Let’s talk a little tech.
The Mesh was built by combining several already-extant pre-Collapse technologies. The first is digital radio.
Analog radio (your AM’s and FM’s) suffers from signal attenuation: the further you are from the source, the weaker the broadcast (the harder it is to perceive). This isn’t a linear relationship: most of the drop-off happens very quickly. It also suffers from interference (which you can hear as static).
Digital radio compensates for both. Attenuation is pretty much inverse: the signal stays relatively constant until very nearly the edge of the range, then drops off suddenly. It’s also fault tolerant; very little static.
The second tech is software defined radio. All Mesh nodes are software defined radios. An SDR replaces radio hardware (mixers, amplifiers, etc.) with software; the only piece of equipment you actually need is an antenna, everything else happens in the computer.
SDR has numerous benefits over hardware radios. It can use multiple protocols (and switch between them at will), it can adjust broadcast strength to the minimum required on-the-fly (reducing interference with other nodes on the same channel), and it can more easily detect faint signals (a critical advantage for the shortwave Mesh).
The last technology is the modem, the modulator-demodulator. Digital signals are encoded so they can be transmitted, and received signals are decoded back into digital information. (In the Mesh, this is a piece of software, not hardware.)
Taken together, these three technologies form the telecom aspect of the Mesh. Then there are the protocols: rules as to how the network will operate.
The Mesh divides up the shortwave frequencies into 50 separate channels. One node broadcasts on one channel, and receives on the other 49. (Mesh networking means all signals are sent to, and received by, every node at the same time. This is necessitated by the physical nature of radio itself.)
A root node has a specific and reserved channel, all other nodes get what space is available, top to bottom, first-come-first-served. Because North America only has 30 operating nodes, that means the bottom 20 channels are usually unused by standard Mesh traffic.
Some nodes reserve and use them for additional transmissions (doubling their bandwidth), some for duplicate transmissions (to ensure critical information is received), some for non-node Mesh transmissions (from groups out in the Outlaw), and some by pirate radio operators for actual voice transmissions. (Everybody hates those guys.) All of these uses are on a contingency-only basis; if standard Mesh traffic ever needed the space, they’d be displaced.
[Note: That paragraph packs a bunch of interesting setting info in a very tight space. Pirate radio and non-node Mesh traffic have interesting consequences, and interesting uses, and I hope to get back to them at some point.]

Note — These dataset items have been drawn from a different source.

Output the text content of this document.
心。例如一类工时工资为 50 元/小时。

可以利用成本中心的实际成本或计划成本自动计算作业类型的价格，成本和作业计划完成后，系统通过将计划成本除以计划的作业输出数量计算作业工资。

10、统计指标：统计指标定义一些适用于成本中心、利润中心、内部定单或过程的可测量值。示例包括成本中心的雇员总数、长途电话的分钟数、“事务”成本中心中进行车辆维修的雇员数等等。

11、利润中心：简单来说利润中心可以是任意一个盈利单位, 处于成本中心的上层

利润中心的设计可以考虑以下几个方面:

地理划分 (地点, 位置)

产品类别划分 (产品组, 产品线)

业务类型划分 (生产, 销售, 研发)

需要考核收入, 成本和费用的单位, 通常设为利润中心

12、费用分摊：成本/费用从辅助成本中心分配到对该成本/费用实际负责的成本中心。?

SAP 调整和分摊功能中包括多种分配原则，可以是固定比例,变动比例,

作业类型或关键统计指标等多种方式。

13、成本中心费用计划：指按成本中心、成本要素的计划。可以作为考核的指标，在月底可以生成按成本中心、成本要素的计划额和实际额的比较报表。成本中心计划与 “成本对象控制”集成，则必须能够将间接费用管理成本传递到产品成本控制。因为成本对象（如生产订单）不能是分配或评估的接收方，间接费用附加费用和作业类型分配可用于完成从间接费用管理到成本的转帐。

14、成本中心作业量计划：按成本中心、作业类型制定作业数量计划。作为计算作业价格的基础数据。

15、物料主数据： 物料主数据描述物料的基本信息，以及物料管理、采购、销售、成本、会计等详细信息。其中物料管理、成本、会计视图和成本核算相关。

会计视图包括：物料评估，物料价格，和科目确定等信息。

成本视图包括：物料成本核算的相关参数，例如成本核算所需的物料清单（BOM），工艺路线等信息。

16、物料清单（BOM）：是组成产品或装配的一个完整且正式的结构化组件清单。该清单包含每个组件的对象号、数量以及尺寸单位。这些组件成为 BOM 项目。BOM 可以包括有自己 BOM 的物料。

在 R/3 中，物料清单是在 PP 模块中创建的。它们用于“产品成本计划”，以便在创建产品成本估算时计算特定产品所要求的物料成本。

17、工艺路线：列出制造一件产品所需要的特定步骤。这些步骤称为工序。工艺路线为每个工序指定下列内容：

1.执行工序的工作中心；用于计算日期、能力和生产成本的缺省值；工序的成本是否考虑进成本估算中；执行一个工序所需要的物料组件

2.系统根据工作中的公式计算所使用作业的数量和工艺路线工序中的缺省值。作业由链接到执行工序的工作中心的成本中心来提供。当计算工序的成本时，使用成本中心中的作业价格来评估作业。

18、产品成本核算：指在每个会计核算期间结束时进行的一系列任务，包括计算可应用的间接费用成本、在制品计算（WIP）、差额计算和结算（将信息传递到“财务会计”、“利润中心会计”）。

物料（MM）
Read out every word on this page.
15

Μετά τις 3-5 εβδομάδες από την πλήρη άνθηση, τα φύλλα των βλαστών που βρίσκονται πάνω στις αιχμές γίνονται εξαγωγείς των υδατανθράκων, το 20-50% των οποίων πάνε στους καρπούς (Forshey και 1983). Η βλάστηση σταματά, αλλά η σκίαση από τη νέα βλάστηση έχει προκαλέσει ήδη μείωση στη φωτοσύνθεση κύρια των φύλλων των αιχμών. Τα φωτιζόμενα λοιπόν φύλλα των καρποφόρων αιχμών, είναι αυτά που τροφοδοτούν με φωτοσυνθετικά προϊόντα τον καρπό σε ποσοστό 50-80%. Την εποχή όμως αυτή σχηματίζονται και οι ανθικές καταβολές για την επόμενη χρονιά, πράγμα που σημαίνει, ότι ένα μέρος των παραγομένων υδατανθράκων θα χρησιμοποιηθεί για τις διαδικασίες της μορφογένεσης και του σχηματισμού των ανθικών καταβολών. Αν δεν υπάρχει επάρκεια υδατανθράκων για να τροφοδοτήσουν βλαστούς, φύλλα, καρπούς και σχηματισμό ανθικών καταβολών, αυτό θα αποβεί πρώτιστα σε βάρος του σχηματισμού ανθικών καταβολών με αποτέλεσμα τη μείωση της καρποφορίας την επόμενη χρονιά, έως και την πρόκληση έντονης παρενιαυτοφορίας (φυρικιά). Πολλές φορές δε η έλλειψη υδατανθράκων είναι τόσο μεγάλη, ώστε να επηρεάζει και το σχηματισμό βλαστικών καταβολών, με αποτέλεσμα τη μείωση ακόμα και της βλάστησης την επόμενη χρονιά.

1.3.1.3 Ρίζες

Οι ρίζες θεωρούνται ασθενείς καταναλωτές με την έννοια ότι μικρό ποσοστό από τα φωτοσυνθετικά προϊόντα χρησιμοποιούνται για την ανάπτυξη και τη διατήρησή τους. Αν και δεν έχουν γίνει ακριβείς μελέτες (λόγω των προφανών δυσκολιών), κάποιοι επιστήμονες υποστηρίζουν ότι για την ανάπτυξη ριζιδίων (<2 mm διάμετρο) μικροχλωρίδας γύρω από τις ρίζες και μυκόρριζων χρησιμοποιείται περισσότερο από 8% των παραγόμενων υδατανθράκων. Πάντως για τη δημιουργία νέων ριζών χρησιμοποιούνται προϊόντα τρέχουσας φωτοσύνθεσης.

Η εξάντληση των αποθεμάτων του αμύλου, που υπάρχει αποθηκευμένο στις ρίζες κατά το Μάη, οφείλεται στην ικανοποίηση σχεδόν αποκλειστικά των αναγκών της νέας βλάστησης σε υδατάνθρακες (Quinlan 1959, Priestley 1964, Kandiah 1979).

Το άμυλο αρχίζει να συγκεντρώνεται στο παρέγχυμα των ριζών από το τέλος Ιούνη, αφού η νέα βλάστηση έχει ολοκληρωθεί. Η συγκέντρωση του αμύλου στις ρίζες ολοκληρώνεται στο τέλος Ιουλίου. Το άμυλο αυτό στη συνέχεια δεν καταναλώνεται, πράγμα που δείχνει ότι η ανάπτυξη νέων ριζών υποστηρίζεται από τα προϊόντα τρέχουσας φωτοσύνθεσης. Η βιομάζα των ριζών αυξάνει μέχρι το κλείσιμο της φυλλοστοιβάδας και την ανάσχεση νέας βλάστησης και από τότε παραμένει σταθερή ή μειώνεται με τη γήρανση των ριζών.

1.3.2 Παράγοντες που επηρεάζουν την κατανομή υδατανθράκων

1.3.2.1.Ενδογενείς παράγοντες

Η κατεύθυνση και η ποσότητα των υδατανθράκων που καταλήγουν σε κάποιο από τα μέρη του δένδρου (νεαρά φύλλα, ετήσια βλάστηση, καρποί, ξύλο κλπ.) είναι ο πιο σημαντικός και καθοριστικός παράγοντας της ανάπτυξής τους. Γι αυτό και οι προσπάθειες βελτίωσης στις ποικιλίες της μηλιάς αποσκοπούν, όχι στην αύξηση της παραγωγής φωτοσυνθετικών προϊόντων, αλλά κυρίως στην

Of the 30 nodes in North America, eight are root nodes: one each for the four Fed states, plus the FDNY, Texas, Xiyatu, and Vancouver. Eastern Canada, Alaska, and Mexico have all applied for root licenses, but haven’t been granted them yet. They each have nodes, just not certified root nodes. (It doesn’t help that the three polities are generally untrusted, having reputations for unsavory dealings. Unjustly so in Mexico’s case.)
As with the economic details, these technical details won’t appear in the final writeup. They’re useful to define the scope and nature of the Mesh for my purposes, but players and GM’s will never have to understand what they mean other than: it’s slow and flaky, and the powerful, connected, or rich have dibs. (I’m sorry. “Priority.” Suck-ups and cronies have “priority”.)